Currently Orion is involved in an after-school program called Youth Empowerment through the Arts. He is also a member of Hour Teen, a program offered by the nonprofit agency Hour Children, which provides services to help formerly incarcerated mothers and their children rejoin the community. On May 18, Orion and other members of Hour Teen will be walking five miles in Central Park for the AIDS Walk New York.
A couple months ago Orion also participated as director of photography in Cinequest’s Picture the Possibilities program.

BACKGROUND: Orion was born in Las Vegas, raised in California and now lives in Long Island City. He is a freshman at LIC High School on the Honor Roll and participates in school activities such as Global Kids and National Junior Honor Society.
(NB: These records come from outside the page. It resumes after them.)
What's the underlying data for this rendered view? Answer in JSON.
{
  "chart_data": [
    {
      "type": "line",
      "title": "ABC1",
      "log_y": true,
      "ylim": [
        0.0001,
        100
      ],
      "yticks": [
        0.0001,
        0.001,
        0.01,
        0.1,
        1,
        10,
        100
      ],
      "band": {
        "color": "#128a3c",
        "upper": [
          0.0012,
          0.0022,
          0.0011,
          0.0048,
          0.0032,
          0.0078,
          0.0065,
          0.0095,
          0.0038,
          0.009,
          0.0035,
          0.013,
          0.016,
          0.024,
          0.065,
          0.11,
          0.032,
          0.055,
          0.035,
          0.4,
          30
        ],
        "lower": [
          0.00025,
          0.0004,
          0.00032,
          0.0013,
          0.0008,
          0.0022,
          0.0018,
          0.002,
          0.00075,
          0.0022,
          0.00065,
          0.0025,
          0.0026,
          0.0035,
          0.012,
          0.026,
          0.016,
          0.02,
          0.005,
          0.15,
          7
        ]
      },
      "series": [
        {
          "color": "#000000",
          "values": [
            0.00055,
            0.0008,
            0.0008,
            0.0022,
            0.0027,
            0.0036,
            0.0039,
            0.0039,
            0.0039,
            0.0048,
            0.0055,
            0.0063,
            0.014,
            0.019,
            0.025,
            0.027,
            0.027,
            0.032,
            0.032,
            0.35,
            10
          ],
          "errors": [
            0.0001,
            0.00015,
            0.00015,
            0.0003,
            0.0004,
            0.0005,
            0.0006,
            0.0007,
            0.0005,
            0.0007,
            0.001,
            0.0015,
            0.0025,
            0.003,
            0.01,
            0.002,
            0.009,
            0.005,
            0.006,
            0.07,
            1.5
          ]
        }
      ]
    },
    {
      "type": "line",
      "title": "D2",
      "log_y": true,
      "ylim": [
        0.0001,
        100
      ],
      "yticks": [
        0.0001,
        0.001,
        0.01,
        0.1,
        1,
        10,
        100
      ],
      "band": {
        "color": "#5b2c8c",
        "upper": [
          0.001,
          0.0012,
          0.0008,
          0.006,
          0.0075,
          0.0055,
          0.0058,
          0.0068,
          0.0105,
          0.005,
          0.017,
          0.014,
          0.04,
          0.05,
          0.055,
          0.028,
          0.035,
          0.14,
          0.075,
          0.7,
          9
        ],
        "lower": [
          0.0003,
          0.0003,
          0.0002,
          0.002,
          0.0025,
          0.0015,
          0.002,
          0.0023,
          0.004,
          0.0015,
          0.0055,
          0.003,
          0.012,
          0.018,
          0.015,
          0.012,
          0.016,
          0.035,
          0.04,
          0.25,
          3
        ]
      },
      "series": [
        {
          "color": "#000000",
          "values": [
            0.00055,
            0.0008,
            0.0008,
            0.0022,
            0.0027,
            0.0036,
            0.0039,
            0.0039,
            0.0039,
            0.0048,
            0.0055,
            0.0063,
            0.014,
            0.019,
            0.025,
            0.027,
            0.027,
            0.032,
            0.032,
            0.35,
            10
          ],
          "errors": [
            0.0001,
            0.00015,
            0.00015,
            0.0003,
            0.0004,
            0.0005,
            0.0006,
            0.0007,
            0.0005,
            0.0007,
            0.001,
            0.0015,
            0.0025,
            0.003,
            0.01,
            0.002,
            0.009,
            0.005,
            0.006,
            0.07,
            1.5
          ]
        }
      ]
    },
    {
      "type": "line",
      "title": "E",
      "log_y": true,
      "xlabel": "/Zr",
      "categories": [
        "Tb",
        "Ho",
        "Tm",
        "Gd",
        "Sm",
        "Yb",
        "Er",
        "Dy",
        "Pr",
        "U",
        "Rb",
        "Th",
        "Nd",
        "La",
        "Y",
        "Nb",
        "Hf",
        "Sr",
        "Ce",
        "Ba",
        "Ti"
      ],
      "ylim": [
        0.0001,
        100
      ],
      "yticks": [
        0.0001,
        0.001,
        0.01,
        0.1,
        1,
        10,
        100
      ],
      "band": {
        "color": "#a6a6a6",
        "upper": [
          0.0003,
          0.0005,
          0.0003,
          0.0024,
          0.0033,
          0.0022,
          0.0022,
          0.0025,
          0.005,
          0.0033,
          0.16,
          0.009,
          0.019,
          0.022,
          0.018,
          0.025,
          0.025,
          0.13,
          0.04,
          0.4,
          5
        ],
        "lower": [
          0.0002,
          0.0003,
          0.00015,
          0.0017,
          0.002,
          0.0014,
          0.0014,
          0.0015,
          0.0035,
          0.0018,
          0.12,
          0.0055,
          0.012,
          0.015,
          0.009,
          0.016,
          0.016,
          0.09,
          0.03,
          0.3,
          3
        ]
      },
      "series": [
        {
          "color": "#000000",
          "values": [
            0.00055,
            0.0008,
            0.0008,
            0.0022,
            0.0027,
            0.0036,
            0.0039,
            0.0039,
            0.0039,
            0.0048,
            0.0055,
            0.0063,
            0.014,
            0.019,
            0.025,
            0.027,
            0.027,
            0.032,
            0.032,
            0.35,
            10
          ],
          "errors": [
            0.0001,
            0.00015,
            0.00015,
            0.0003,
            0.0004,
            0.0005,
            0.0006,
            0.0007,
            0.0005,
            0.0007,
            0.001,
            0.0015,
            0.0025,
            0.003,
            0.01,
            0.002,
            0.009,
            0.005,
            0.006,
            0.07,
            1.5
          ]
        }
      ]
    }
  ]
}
He is in the process of joining the school’s lacrosse team and is also part of Hour Children’s Hour Mentoring Program.

“I have a wonderful mentor named Andrew who I go out with nearly every weekend and do stuff I’ve never done before,” he said.

Orion also enjoys going to Starbucks with his friends after school for a Frappuccino.

FAVORITE MEMORY: Orion’s favorite memory is the moment he got to see his father come home after being incarcerated for two years.

“[My favorite memory is] getting to see my dad for the first time in two years without having to drive eight hours upstate on a bus, going through metal detectors, and being surrounded by barbed wire fences and bars,” he said. “We made him a welcome home banner and hung it in our building’s hallway right by our front door.”

BIGGEST CHALLENGE: Through the years, Orion said his biggest challenge was seeing his mom struggle with losing her job and having to move out of their home. His family of four then went on to live in a one-bedroom apartment, which ended up getting flooded.

“During all of this my dad was incarcerated, so my mom had to care for us herself. In spite of this all, I managed to balance my life,” he said. “My family, school life, social life and my personal life. It is sort of like a mailman with a lot of packages: he has his arms full and needs to keep his baggage stacked evenly to keep it from falling in the middle of the street.”

INSPIRATION: “What inspires me to do what I do is my mom,” Orion said. “She took care of me and my brother all by herself.”

The 15-year-old said he is inspired by his mother, who managed to buy a house at 19 and, although she didn’t finish college, she has a job at Goodwill Industries, where she has been promoted three times.
“She never gave up. At our worst times when we were in ruins she was the only one to keep us going every day,” he said. “She is what keeps us in order. I don’t know where we would be today without her. I am driven to make her proud and to be as great of a person as she is one day. I love her. She is my mother, the person who brought me into this world. She’s one of my best friends, role model, inspiration, and most important of all – my arrow. She is what holds me back only so that I could be launched into something great.”